In the UK, the only one approved specifically for trigeminal nerve is carbamazepine, but this can only be used in neurogenic pain (trigeminal neuralgia is considered to be neurogenic pain). However, the updated NICE guideline on pain management in neurogenic pain states that carbamazepine should only be used in primary care and should be referred to specialist treatment if treatment fails. The guideline specifically excludes the use of other neurogenic drugs for trigeminal neuralgia in primary care. All medications should be started at the lowest dose and gradually increased at 3-7 day intervals until the lowest effective dose provides optimal pain control, and should be carefully monitored for toxic effects.

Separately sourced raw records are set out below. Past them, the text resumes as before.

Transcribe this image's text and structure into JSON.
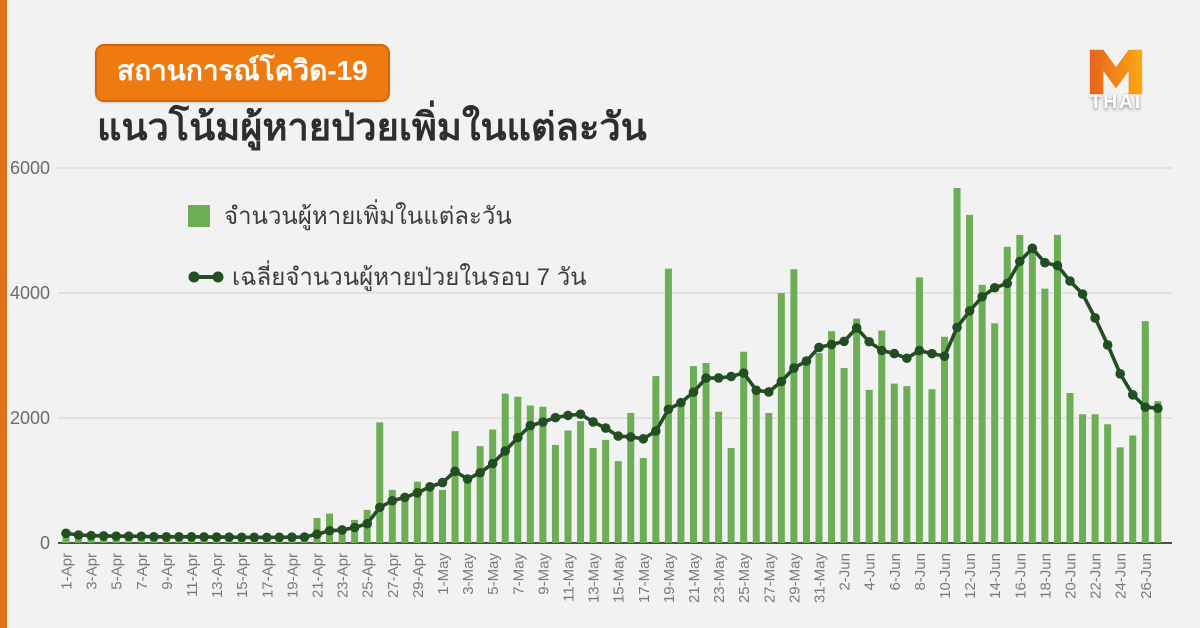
{
  "page": {
    "background": "#f2f2f2",
    "accent_strip_color": "#e2711d"
  },
  "header": {
    "badge_label": "สถานการณ์โควิด-19",
    "badge_color": "#ef7b10",
    "title": "แนวโน้มผู้หายป่วยเพิ่มในแต่ละวัน"
  },
  "logo": {
    "text": "THAI",
    "m_color_left": "#e8641c",
    "m_color_right": "#fba714"
  },
  "legend": [
    {
      "label": "จำนวนผู้หายเพิ่มในแต่ละวัน",
      "type": "bar",
      "color": "#6cad55"
    },
    {
      "label": "เฉลี่ยจำนวนผู้หายป่วยในรอบ 7 วัน",
      "type": "line",
      "color": "#234e22"
    }
  ],
  "chart_data": {
    "type": "bar",
    "title": "แนวโน้มผู้หายป่วยเพิ่มในแต่ละวัน",
    "xlabel": "",
    "ylabel": "",
    "ylim": [
      0,
      6000
    ],
    "yticks": [
      0,
      2000,
      4000,
      6000
    ],
    "grid": true,
    "x_label_every": 2,
    "x_label_rotation": -90,
    "legend_position": "top-left-inside",
    "categories": [
      "1-Apr",
      "2-Apr",
      "3-Apr",
      "4-Apr",
      "5-Apr",
      "6-Apr",
      "7-Apr",
      "8-Apr",
      "9-Apr",
      "10-Apr",
      "11-Apr",
      "12-Apr",
      "13-Apr",
      "14-Apr",
      "15-Apr",
      "16-Apr",
      "17-Apr",
      "18-Apr",
      "19-Apr",
      "20-Apr",
      "21-Apr",
      "22-Apr",
      "23-Apr",
      "24-Apr",
      "25-Apr",
      "26-Apr",
      "27-Apr",
      "28-Apr",
      "29-Apr",
      "30-Apr",
      "1-May",
      "2-May",
      "3-May",
      "4-May",
      "5-May",
      "6-May",
      "7-May",
      "8-May",
      "9-May",
      "10-May",
      "11-May",
      "12-May",
      "13-May",
      "14-May",
      "15-May",
      "16-May",
      "17-May",
      "18-May",
      "19-May",
      "20-May",
      "21-May",
      "22-May",
      "23-May",
      "24-May",
      "25-May",
      "26-May",
      "27-May",
      "28-May",
      "29-May",
      "30-May",
      "31-May",
      "1-Jun",
      "2-Jun",
      "3-Jun",
      "4-Jun",
      "5-Jun",
      "6-Jun",
      "7-Jun",
      "8-Jun",
      "9-Jun",
      "10-Jun",
      "11-Jun",
      "12-Jun",
      "13-Jun",
      "14-Jun",
      "15-Jun",
      "16-Jun",
      "17-Jun",
      "18-Jun",
      "19-Jun",
      "20-Jun",
      "21-Jun",
      "22-Jun",
      "23-Jun",
      "24-Jun",
      "25-Jun",
      "26-Jun",
      "27-Jun"
    ],
    "series": [
      {
        "name": "จำนวนผู้หายเพิ่มในแต่ละวัน",
        "type": "bar",
        "color": "#6cad55",
        "values": [
          155,
          100,
          100,
          95,
          100,
          105,
          100,
          100,
          95,
          100,
          95,
          90,
          85,
          90,
          85,
          90,
          95,
          100,
          105,
          110,
          400,
          470,
          180,
          370,
          530,
          1930,
          850,
          780,
          980,
          850,
          850,
          1790,
          1070,
          1550,
          1815,
          2390,
          2340,
          2200,
          2180,
          1570,
          1800,
          1950,
          1520,
          1650,
          1310,
          2080,
          1360,
          2670,
          4390,
          2260,
          2830,
          2880,
          2100,
          1520,
          3060,
          2450,
          2080,
          4000,
          4380,
          2890,
          3040,
          3390,
          2800,
          3590,
          2450,
          3400,
          2550,
          2510,
          4250,
          2460,
          3300,
          5680,
          5250,
          4130,
          3515,
          4740,
          4930,
          4760,
          4070,
          4930,
          2400,
          2060,
          2060,
          1900,
          1530,
          1720,
          3550,
          2270
        ]
      },
      {
        "name": "เฉลี่ยจำนวนผู้หายป่วยในรอบ 7 วัน",
        "type": "line",
        "color": "#234e22",
        "values": [
          155,
          128,
          118,
          113,
          110,
          109,
          108,
          100,
          99,
          99,
          99,
          98,
          95,
          94,
          91,
          91,
          90,
          91,
          93,
          96,
          141,
          196,
          209,
          248,
          309,
          570,
          676,
          730,
          803,
          899,
          967,
          1147,
          1024,
          1124,
          1272,
          1474,
          1686,
          1879,
          1935,
          2006,
          2042,
          2061,
          1937,
          1839,
          1711,
          1697,
          1667,
          1791,
          2140,
          2246,
          2414,
          2639,
          2641,
          2664,
          2720,
          2443,
          2417,
          2584,
          2799,
          2911,
          3129,
          3176,
          3226,
          3441,
          3220,
          3080,
          3031,
          2956,
          3079,
          3030,
          2989,
          3450,
          3714,
          3940,
          4084,
          4154,
          4506,
          4715,
          4485,
          4439,
          4192,
          3984,
          3601,
          3169,
          2707,
          2371,
          2174,
          2156
        ]
      }
    ],
    "axis": {
      "tick_color": "#6b6b6b",
      "grid_color": "#d9d9d9",
      "baseline_color": "#4f4f4f",
      "x_label_color": "#7a7a7a"
    }
  }
}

Based on four randomized controlled trials with small study quality, the drug of choice remains carbamazepine, with approximately 70% of patients achieving 100% pain relief initially. However, most patients experienced side effects after taking the drug, which manifested themselves mainly in the central nervous system, such as fatigue, poor concentration, and a high risk of drug interactions. As a second choice, oxcarbazepine, a ketone derivative of carbamazepine, was shown to be as effective as carbamazepine, but more easily tolerated and with a reduced risk of drug interactions, based on the results of three randomized controlled trials that included a total of 130 participants.
However, both drugs increase the risk of side effects, and lamotrigine dosing must be slow or rash will occur. A small randomized controlled trial of gabapentin with ropivacaine injected into the site of pain showed improved pain control as well as quality of life for patients, but these results were not replicated. In an open prospective trial that included 53 participants, results at 1 year of follow-up demonstrated the effectiveness of pregabalin. No combination drug treatment trials are continuing.
(ix) Surgical treatment measures
Surgical treatment of trigeminal neuralgia is generally divided into two categories: one is palliative destruction; the second is for microvascular decompression, which is aimed at decompressing the trigeminal nerve and dealing with 95% of trigeminal neuralgia that is not caused by damage/lesion.